El arte de conducir

4 Julio 2008 at 14:12 (Aventuras y Desventuras) (, )

Al igual que cada región posee un acento característico e incluso cierto léxico peculiar (lo que no significa inapropiado, atención), también podemos deducir de dónde es un conductor por su actitud ante el volante.

Así pues, aquí en Teruel se caracterizan por ser extremadamente cautos, lo cual no está mal, nada mal. No obstante, a veces se pasan, como cuando se dedican a ir a 30 por hora en calles de 50. Si no tienes prisa, pues tanto te da. Y aunque la tengas, también, porque ellos no van a ir más rápido y porque, pese a que llegues tarde, existen grandes probabilidades de que tengas que esperar. Porque os recuerdo que Teruel es un pueblo grande, donde se vive a ritmo de pueblo.

Lo mejor que tienen es que son mucho más civilizados que en las grandes ciudades. No hay casi semáforos porque no son necesarios; los conductores respetan a los viandantes y siempre les permiten pasar en los pasos de cebra. Por mucho tráfico que haya, da gozo ser peatón aquí. Son tan civilizados que incluso en las rotondas, como conductor, te ceden el paso para entrar si ven que te van a obstaculizar el paso. Hacen esto siempre que quieres irte en otro sentido (usar los intermitentes ayuda mucho), e incluso aunque quieras incorporarte al suyo (basta poner cara de llevar horas parado).

Lo peor es que tienen la odiosa costumbre de pararse en cualquier lugar, con el fin de bajarse del coche a comprar el pan, recoger a alguien que tarda minutos en llegar, o lo que sea. Lo que sea con tal de no andar 3 minutos. El objetivo es claro y firme: el coche se usa para todo y hay que dejarlo en la mismísima puerta de donde te dirijas. No importa el tráfico y atasco que generes, ni que la estrechísima calles sea de un solo sentido, ni la pronunciada cuesta arriba en que te hallas, ni las señales de tráfico de prohibido parar. Si a esto se suma el hecho de que el frenazo que pegan es sin previo aviso y sin mirar por el retrovisor, existe la nada desdeñable oportunidad de que te los comas en un despiste que tengas.
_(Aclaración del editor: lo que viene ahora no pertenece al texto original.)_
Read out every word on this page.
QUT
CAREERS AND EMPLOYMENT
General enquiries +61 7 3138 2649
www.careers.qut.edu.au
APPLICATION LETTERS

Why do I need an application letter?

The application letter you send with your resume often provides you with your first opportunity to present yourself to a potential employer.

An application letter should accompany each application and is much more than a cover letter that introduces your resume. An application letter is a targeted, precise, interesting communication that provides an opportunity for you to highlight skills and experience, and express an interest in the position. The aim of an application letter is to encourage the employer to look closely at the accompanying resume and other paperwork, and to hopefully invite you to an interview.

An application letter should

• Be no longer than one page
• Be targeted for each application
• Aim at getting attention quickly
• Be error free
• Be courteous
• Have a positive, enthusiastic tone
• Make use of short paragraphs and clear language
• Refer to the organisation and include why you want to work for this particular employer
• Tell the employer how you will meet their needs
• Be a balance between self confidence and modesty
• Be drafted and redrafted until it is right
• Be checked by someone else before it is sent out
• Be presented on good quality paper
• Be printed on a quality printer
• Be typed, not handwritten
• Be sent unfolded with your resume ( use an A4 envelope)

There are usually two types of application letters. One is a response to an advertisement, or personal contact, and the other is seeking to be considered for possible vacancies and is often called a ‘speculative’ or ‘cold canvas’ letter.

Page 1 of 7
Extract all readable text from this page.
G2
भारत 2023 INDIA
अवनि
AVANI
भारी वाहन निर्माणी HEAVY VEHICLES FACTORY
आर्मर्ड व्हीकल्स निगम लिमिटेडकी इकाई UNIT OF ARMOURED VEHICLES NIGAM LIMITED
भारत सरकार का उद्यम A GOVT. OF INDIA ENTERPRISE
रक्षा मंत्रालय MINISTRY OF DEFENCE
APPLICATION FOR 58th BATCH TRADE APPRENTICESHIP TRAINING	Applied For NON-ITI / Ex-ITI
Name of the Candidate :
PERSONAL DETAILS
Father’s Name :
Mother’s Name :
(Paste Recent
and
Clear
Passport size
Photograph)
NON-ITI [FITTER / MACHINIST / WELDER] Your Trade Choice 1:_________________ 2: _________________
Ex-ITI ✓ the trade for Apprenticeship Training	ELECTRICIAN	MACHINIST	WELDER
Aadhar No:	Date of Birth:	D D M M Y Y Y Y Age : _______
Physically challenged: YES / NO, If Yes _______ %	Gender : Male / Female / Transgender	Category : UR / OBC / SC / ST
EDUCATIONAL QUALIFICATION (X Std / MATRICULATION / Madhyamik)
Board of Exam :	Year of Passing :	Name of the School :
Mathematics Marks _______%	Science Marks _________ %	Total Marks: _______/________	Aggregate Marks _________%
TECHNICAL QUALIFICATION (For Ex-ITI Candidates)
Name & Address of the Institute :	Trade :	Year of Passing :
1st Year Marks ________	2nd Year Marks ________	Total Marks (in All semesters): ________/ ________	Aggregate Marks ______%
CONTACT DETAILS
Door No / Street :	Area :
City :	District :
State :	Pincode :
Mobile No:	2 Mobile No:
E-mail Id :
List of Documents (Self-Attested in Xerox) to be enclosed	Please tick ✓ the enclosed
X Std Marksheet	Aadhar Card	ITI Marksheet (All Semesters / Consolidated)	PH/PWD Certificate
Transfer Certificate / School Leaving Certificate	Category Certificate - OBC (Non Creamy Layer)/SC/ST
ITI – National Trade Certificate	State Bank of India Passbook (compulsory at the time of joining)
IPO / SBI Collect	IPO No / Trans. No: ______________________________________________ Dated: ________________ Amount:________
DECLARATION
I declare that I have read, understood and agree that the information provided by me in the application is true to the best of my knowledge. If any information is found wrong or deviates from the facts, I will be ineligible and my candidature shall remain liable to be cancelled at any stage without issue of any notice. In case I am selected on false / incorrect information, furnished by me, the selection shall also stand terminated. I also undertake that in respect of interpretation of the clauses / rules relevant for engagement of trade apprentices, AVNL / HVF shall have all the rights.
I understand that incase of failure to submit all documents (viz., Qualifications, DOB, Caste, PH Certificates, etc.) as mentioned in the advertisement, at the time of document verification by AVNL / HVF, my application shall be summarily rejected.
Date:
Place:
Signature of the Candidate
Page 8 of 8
El motivo por el que cuento precisamente hoy todo esto es que me ha parecido gracioso que nunca hubiera oído a nadie quejarse. Hasta hoy, quien para colmo ha sido un jubilado cascarrabias de estos que van por la calle sin nada mejor que hacer que reñir con todo el que pueden.

El hombre estaba observando lo mal que aparcan aquí, punto en el que no estaba exento de razón, ya que inexcusablemente emplean el espacio de un coche y medio y a veces el de dos. Entonces, pese a que él iba andando, se pone a gritar: “¡A estos tendrían que denunciarlos y encerrarlos!”, para luego añadir: “Si no saben conducir, ¡que no aprendan!”.

Anda que no me he reído para mis adentros, porque la frase tiene su miga. Ya sé que lo que tan entrañable abuelete pretendía decir era “si no saben conducir, que aprendan”, pero no he podido dejar de imaginarme a mí mismo dentro de 60 años soltando improperios, tan fantásticos como ése, por y para el mundo entero.